The Republican members can be expected to insist on entitlement reform and big cuts to other domestic programs. You can't get to the $3 trillion target without them. But the Democrats are targeting defense spending and -- as Sen. Chuck Schumer (D-NY) said yesterday -- will fight for tax hikes cloaked in the guise of "tax reform." The idea behind the trigger mechanism is to make the forced spending cuts so painful to each side that neither will risk them. This has to give conservatives pause.
According to several reports, the Democrats are making this a trigger-unhappy bill for conservatives. At last word, the cuts to be imposed if the committee fails to agree or if its recommendations are voted down would be split 50-50 between defense and domestic spending.
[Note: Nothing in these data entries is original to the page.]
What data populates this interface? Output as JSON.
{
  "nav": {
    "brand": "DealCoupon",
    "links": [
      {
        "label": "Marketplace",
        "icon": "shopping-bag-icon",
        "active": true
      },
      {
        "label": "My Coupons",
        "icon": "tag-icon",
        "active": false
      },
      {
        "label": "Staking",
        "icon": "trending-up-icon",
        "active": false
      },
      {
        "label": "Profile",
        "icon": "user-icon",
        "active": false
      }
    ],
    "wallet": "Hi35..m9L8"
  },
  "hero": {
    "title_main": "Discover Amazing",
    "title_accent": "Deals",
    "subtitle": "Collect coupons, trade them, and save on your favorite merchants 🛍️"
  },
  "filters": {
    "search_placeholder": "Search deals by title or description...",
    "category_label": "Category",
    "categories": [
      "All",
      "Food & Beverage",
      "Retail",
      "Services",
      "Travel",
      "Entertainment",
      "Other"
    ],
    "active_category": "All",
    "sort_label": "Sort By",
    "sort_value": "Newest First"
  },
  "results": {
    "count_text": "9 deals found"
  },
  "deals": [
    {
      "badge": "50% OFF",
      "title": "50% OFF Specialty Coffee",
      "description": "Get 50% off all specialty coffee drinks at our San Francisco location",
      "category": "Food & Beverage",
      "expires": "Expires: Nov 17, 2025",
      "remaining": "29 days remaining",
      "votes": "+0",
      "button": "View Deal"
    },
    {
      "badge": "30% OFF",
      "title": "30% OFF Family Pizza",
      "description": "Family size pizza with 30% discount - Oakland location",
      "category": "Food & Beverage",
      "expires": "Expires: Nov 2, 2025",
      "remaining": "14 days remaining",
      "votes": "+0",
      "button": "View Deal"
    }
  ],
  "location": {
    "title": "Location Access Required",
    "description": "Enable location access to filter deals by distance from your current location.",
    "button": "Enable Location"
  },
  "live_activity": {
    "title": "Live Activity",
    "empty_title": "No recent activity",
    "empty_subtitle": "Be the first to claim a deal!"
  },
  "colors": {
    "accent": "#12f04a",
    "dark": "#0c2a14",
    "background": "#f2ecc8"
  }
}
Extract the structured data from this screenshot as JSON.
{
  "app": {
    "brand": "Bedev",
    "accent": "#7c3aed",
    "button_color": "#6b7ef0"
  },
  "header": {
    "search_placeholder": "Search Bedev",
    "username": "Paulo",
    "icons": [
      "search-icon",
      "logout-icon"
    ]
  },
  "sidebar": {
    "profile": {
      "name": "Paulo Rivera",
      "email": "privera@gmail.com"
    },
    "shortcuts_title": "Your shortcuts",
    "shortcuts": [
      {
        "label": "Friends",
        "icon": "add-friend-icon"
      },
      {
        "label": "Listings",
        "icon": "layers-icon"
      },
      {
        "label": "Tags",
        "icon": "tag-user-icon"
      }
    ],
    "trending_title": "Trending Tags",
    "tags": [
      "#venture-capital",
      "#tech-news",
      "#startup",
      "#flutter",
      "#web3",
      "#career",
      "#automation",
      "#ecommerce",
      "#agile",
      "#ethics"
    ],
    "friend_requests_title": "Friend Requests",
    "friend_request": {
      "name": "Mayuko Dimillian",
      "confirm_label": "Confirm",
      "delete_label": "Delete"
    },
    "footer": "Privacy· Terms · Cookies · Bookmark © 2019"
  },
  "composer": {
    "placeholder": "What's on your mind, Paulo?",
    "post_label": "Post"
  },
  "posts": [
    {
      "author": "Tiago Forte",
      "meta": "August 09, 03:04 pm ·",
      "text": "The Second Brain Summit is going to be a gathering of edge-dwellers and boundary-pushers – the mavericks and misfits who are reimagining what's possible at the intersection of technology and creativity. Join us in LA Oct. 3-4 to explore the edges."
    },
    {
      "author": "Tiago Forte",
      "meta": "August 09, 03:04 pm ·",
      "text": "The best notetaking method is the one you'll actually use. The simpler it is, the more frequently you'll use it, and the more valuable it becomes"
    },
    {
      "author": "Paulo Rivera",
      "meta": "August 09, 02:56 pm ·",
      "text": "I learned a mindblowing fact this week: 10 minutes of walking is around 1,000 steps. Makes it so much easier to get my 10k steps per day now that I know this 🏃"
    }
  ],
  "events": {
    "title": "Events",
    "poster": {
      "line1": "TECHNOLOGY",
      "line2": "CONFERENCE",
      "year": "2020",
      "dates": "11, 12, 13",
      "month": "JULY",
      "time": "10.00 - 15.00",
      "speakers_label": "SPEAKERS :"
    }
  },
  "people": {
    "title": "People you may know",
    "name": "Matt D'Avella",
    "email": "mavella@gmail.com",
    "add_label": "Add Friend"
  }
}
The Obama administration has already slashed defense spending by about $400 billion, and the president demanded another $400 billion be cut over the next ten years. None of the prior cuts were -- and none of the future ones will be -- based on what we need our military forces to be able to do. There's no analysis of the threat matrix on which these cuts are being made and planned. The risk is too great: no further cuts can be made without that analysis. The proper analysis, when and if it's made, will draw a bright red line below which defense cannot be cut. Republicans on the new committee must keep that in mind. Whatever the result of the "trigger mechanism" may be, it must not result in another major cut in the defense budget.
The bottom line is that the deal, if it is made on the terms McConnell outlined yesterday, is good if the new committee results in massive cuts to federal spending without slashing defense. It's a deal worth making, but no conservative can rest easy until we see what happens with the November report of the new committee.